Like so many other biopics of musicians from the wrong side of the ring road, this dramatisation of the life of Polish rapper Tomasz Chada wants to find a redemptive moral in the morass of biographical material. The problem is, Chada’s storyline is thin on salvation, given he was an enthusiastic car thief (until prison slowed down his long career in crime), a committed consumer of drugs and alcohol, and an all round toerag to most of the people in his life, including the many women who tried to reform him, and the producer buddy who gave him a big break. Nevertheless, true to his inner good Catholic Polish boy child, he loved his mum and longed for her affection and approval – even though he sort of craps on her, too.
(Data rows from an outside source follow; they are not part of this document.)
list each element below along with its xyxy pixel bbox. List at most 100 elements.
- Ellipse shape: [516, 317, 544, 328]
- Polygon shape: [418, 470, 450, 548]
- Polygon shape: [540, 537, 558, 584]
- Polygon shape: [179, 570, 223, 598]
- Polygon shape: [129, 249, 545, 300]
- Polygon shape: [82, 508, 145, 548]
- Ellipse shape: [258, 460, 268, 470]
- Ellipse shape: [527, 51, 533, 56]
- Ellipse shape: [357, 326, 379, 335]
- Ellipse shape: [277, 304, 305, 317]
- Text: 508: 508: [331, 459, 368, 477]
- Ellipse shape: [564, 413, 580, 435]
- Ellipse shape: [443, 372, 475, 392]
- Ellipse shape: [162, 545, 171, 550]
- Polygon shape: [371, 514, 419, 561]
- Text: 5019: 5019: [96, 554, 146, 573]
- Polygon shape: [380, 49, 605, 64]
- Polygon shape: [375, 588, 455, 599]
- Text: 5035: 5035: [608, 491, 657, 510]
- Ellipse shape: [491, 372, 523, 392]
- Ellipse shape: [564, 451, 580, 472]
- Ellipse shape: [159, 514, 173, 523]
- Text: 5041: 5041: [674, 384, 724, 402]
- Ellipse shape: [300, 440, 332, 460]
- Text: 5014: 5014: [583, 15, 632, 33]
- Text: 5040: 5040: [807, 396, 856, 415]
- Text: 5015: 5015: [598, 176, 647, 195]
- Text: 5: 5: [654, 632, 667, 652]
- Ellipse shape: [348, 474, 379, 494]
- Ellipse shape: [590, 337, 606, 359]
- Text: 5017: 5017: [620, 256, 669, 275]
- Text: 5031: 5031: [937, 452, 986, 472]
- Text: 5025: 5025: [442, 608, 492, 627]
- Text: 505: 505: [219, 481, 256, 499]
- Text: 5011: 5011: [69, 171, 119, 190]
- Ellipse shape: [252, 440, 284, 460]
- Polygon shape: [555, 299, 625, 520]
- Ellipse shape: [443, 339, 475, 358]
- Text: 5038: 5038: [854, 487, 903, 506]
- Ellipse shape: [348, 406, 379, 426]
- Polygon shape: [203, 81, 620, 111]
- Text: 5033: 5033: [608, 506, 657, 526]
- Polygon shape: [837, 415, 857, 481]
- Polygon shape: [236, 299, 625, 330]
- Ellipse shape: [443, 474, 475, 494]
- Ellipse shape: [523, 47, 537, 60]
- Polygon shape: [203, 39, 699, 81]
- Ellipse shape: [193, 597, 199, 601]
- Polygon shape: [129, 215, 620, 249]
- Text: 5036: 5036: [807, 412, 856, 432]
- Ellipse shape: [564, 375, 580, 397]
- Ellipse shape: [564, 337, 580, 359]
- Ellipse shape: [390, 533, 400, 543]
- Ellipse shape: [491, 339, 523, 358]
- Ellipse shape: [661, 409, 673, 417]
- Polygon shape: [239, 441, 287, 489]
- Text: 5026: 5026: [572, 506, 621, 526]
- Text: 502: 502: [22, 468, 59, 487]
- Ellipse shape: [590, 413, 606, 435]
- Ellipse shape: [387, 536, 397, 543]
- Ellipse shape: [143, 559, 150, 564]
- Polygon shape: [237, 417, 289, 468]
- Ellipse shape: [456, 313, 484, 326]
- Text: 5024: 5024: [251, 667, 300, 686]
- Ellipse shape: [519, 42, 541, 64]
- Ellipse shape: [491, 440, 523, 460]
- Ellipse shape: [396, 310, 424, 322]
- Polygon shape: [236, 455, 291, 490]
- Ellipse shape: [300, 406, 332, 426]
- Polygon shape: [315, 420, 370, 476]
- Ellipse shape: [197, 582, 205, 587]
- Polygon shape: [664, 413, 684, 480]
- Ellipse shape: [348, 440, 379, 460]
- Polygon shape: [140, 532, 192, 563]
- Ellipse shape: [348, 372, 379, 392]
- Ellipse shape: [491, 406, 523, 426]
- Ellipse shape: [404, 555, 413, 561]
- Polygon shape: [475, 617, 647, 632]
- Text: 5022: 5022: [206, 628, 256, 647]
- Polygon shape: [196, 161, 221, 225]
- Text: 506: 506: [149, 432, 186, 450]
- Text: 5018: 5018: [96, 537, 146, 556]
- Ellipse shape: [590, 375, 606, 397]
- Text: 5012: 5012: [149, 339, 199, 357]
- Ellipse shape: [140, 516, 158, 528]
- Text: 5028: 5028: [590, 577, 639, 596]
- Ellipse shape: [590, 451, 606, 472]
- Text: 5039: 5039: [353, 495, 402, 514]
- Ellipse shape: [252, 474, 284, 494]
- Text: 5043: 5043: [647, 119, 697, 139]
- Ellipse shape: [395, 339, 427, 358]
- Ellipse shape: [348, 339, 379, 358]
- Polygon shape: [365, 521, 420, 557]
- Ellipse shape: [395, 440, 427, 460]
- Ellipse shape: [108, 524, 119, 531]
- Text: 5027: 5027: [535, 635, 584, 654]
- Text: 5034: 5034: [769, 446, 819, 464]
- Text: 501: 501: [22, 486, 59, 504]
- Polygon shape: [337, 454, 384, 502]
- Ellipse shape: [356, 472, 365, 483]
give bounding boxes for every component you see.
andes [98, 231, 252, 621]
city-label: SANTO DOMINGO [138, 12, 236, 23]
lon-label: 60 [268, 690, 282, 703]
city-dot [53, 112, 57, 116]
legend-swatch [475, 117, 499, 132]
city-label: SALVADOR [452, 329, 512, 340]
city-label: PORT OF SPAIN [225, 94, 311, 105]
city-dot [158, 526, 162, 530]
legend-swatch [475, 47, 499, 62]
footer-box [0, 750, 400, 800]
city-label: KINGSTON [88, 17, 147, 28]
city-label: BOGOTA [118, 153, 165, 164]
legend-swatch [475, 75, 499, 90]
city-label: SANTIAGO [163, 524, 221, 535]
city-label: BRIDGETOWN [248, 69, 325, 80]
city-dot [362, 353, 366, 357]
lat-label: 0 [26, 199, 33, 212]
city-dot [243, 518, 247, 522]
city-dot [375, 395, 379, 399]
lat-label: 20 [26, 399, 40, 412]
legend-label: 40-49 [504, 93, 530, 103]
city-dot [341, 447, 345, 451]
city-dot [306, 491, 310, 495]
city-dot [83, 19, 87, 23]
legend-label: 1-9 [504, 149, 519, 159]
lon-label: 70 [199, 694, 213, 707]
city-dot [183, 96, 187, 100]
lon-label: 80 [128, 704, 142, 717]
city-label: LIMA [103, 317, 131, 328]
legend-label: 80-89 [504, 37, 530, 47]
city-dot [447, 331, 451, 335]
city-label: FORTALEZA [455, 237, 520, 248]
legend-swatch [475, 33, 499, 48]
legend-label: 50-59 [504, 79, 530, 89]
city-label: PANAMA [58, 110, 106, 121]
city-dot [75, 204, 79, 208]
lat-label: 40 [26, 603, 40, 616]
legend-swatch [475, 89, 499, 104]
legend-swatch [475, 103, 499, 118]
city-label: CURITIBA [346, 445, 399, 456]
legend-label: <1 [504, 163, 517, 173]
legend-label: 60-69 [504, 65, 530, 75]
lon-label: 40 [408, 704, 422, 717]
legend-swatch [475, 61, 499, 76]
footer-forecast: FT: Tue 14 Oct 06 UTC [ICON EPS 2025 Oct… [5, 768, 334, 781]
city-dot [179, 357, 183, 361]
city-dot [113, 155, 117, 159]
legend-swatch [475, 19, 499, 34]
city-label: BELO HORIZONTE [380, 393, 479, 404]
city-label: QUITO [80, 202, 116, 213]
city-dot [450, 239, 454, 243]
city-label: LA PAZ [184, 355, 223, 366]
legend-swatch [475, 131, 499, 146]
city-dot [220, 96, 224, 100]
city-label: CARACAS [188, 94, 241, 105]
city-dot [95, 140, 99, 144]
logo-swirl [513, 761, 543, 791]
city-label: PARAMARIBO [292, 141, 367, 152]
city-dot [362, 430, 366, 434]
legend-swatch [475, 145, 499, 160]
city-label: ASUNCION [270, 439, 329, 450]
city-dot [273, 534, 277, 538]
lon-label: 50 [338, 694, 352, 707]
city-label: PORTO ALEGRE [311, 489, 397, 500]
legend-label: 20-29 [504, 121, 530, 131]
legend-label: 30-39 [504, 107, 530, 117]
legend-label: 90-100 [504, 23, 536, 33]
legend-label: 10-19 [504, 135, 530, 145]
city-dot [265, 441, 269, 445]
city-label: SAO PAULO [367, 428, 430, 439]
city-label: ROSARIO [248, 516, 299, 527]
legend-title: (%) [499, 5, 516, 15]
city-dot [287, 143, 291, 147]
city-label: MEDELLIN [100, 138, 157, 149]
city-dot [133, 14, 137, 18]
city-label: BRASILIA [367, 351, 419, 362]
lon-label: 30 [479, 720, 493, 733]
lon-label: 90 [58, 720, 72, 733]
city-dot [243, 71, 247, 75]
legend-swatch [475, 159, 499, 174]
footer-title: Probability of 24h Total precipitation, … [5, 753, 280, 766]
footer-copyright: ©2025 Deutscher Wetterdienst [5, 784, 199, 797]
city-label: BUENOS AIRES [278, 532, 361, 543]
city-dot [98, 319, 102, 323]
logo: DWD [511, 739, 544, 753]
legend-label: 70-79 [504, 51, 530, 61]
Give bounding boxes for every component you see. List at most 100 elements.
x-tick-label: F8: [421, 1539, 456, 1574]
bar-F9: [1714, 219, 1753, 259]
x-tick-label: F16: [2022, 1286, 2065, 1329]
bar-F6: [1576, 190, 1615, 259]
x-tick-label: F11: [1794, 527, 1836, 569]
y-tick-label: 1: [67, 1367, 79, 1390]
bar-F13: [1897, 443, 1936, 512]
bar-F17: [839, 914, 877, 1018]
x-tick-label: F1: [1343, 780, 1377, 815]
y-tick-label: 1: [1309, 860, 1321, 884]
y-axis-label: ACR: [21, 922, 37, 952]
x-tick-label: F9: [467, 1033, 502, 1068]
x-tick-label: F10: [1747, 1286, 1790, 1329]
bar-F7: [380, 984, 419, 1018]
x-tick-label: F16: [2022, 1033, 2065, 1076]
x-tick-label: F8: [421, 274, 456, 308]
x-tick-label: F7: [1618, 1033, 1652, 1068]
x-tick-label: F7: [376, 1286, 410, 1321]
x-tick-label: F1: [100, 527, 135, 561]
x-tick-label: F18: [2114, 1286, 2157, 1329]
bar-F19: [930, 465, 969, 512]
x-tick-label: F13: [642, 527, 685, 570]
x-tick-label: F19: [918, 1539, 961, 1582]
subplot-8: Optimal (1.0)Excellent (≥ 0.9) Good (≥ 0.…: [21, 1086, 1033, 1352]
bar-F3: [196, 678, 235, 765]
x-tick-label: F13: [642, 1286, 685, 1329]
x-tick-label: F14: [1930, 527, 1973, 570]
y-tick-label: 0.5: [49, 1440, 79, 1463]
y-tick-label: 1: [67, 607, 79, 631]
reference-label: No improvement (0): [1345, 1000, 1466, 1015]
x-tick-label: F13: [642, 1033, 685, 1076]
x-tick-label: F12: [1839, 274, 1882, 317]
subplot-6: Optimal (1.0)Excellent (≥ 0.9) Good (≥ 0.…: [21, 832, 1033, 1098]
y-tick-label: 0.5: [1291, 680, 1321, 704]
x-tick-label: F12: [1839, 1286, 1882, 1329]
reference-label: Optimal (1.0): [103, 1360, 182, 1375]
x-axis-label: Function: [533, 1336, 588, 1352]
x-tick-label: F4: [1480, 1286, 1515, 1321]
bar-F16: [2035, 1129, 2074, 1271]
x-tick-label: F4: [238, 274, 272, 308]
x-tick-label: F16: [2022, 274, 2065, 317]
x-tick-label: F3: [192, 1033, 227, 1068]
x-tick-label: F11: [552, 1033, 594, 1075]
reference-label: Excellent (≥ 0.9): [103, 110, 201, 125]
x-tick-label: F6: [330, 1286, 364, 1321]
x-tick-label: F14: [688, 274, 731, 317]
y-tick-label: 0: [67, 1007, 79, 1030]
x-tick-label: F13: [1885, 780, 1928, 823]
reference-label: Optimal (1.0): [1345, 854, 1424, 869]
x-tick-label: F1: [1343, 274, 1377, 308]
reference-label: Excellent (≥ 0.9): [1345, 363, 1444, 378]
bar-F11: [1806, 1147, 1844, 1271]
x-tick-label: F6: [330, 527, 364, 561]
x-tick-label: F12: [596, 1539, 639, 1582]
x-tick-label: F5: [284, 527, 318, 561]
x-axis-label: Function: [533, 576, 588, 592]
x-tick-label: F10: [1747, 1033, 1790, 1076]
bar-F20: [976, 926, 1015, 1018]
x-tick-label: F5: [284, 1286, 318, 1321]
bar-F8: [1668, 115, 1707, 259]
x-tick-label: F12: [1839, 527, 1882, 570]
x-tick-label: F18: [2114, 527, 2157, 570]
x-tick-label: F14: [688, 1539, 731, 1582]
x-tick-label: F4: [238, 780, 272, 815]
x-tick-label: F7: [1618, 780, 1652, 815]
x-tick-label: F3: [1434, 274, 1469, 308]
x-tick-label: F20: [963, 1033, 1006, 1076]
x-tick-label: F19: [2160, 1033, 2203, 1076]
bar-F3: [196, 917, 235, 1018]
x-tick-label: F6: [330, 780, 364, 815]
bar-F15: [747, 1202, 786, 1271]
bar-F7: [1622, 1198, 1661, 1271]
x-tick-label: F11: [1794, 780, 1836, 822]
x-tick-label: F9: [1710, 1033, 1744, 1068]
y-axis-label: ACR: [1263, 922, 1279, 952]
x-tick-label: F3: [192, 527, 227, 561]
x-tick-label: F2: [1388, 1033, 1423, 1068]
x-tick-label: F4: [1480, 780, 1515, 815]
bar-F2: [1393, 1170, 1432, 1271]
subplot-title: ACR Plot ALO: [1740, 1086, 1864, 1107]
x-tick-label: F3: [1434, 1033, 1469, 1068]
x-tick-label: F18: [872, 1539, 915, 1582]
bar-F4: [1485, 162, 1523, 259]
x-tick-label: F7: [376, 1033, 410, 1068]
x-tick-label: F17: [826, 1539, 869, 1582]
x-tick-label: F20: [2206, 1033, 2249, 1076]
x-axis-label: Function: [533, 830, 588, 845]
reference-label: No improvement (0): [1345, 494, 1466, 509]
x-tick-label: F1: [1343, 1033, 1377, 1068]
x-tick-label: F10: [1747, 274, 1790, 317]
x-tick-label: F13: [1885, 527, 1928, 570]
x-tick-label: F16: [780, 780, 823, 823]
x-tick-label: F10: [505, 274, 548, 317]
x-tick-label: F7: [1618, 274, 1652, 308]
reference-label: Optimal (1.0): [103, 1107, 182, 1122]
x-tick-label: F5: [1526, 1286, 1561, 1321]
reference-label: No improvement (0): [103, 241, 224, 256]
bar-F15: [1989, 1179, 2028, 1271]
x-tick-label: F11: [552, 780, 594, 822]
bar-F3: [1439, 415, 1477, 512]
He is played by Piotr Witkowski, whose feline eyes, eat-you-up grin and loping gait give Chada a charisma that helps you sort of see the appeal. His gritty raps about the mean streets of Warsaw and his life of crime – the usual fodder for hip-hop dirty realism the world over – are presumably sufficiently impressive in Polish to have won him an audience big enough to warrant this biopic in the first place. But it’s a rocky eight-kilometre road, and the bizarre narrative sleight of hand that the script pulls two thirds in feels like a convoluted way to pony up the redemption hit that audiences crave – one that maybaffle Chada fans who know what happened to their hero.
• Proceder is released in the UK on 29 November.